Memorializing the fallen

As we look forward to Memorial Day and a three-day weekend, we should take a moment to remember the meaning of the holiday. It’s a day to remember all the men and women who died in all wars in which the United States has participated since and including the Civil War.

An interesting piece of local history has Nora Fontaine Davidson credited with commemorating the first Memorial Day in Petersburg by laying wreaths at the graves of the fallen at Blandford Cemetery in Petersburg.

Originally called Decoration Day, it was commemorated every year on May 30. Later in the late 1960s, as it happened with a number of other national holidays, it was changed to the last Monday in May. According to the United States legislature at the time the new dates would allow for a three day weekend, and the name was changed.

I can remember my mother call Memorial Day, Decoration Day and Veterans and those who had lost family members to war would decorate the graves of fallen soldiers with flowers and wreaths,

A number of other wars and conflicts commemorated by the United States and other countries around the world include:

A Great Jubilee Day, first held in May 1783, memorialized those who died in the Revolutionary War.

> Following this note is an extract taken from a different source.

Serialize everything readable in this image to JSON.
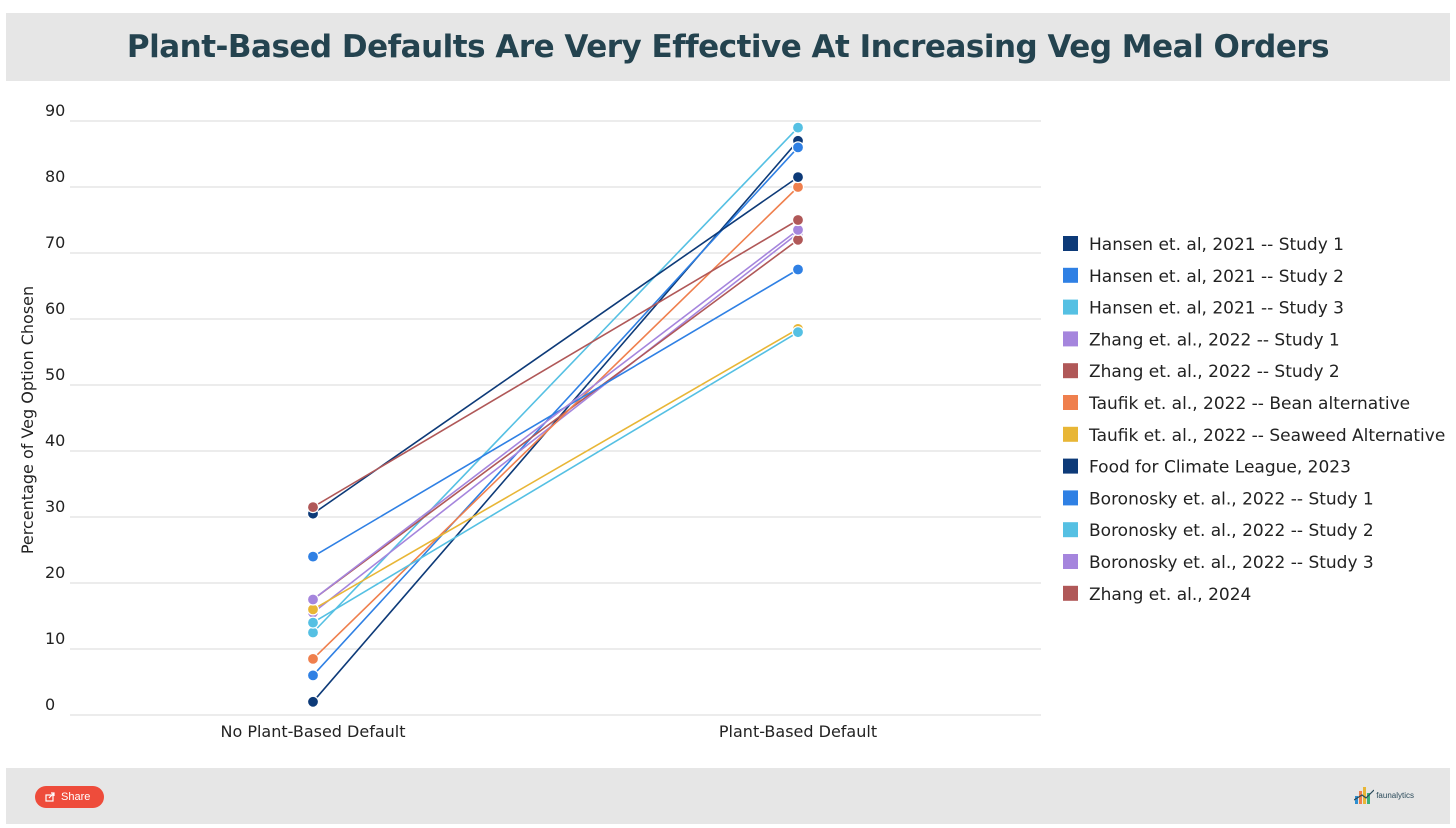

ANZAC Day an analogous observance in Australia and New Zealand, on the 25 of April every year.

Armistice Day celebrated the victory and the end of WWI, and other days honor the soldiers of conflicts such as Confederate Memorial Day, Heroes’ Day.

Patriot Day memorialized the deaths: 2,977 victims on 9/11 in 2001 at the Twin Towers in New York City.

United States military casualties of war is 1,321,612. The most casualties (about 212,000), was only one of 78 wars, skirmishes or minor bombings. The Civil War tops WWII by over 200,000. (

I will be commemorating two memorial days this year, one – ANZAC Day (April 25) which honors those killed at Gallipoli during the WWI, which was a standoff after a battle with the Ottoman Empire during World War I, and our Memorial Day, May 26. Anzac Day is also observed in the Cook Islands, Turkey, Niue, Pitcairn Islands, Tonga, Great Britain, France and British India.

ANZAC Day is considered the biggest holiday in Australia. The day starts with solemn memorials and then by 2 p.m. the country begins to celebrate the heroes who lost their lives there. Gambling is generally illegal in Australia, except for the occasional one-armed bandit in pubs. However, due to the significance of this tradition, two-up is legal only on Anzac Day.

I played two-up at an Australian Bowls Club in Australia almost a month ago on ANZAC Day.

Two-up is a traditional Australian gambling game, involving a designated “Spinner” throwing two coins or pennies into the air, which have been laid on a flat stick. Players gamble on whether the coins will fall with both heads up, or tails up, or with one coin a head, and one a tail. It is traditionally played on ANZAC Day in pubs and clubs throughout Australia, in part to mark a shared experience with diggers through the ages.

The coins are tossed by a volunteer from a group of bettors, surrounded by those who bet from $5 to $50 and more. The winner of the bet, two coins on heads or tails, get the money from the person who bet the opposite outcome. I lost 50 bucks (my limit) in about 15 minutes. My friend since high school, who lives in Australia, won $80 and it’s all 100 percent luck.

According to myth, the simple two-up was played by those passing time in the trenches at Gallipoli.

I spent just short of a month in Australia with a number of friends that I have known for a minimum of 40 years. We reconnected by Google about 10 years ago and continued our fast friendship since. Linda and I have visited our six friends, who left America in 1980, a couple of times, and met their growing families, now dozens, and their friends, although even their English can be hard to understand sometimes.

This time I visited them alone. Someone had to take care of the paper. What a smooth move on my part, right?

I stayed with one good friend on “Dead Dog Hill,” more like a mountain, and experienced the joys of farming. There’s a huge movement there to grow one’s own food and buy organically. Honey, lettuce, fruit, you name it, can be purchased at local farmer’s markets. I visited one such market that had maybe 30 or 40 vendors.

Another of my good friends was inquisitive. She asked, “Is there a movement in America to eat better, organically or homegrown?” Of course you knew my answer.

In addition to staying on Dead Dog Hill, I spent the rest of my time in Tathra, a small beach town with cliffs or headlands rising from the ocean. This little town, if you remember it from the news a couple of months ago, is where a woman was eaten by a shark. The water felt pretty good to me. I also filmed my friend Colby swimming above six-feet wide sting rays. They won’t bother you unless you bother them.

That’s my travel guide for this week. Stop by and I’ll show you all 300 of my slides. Sound like fun, I think.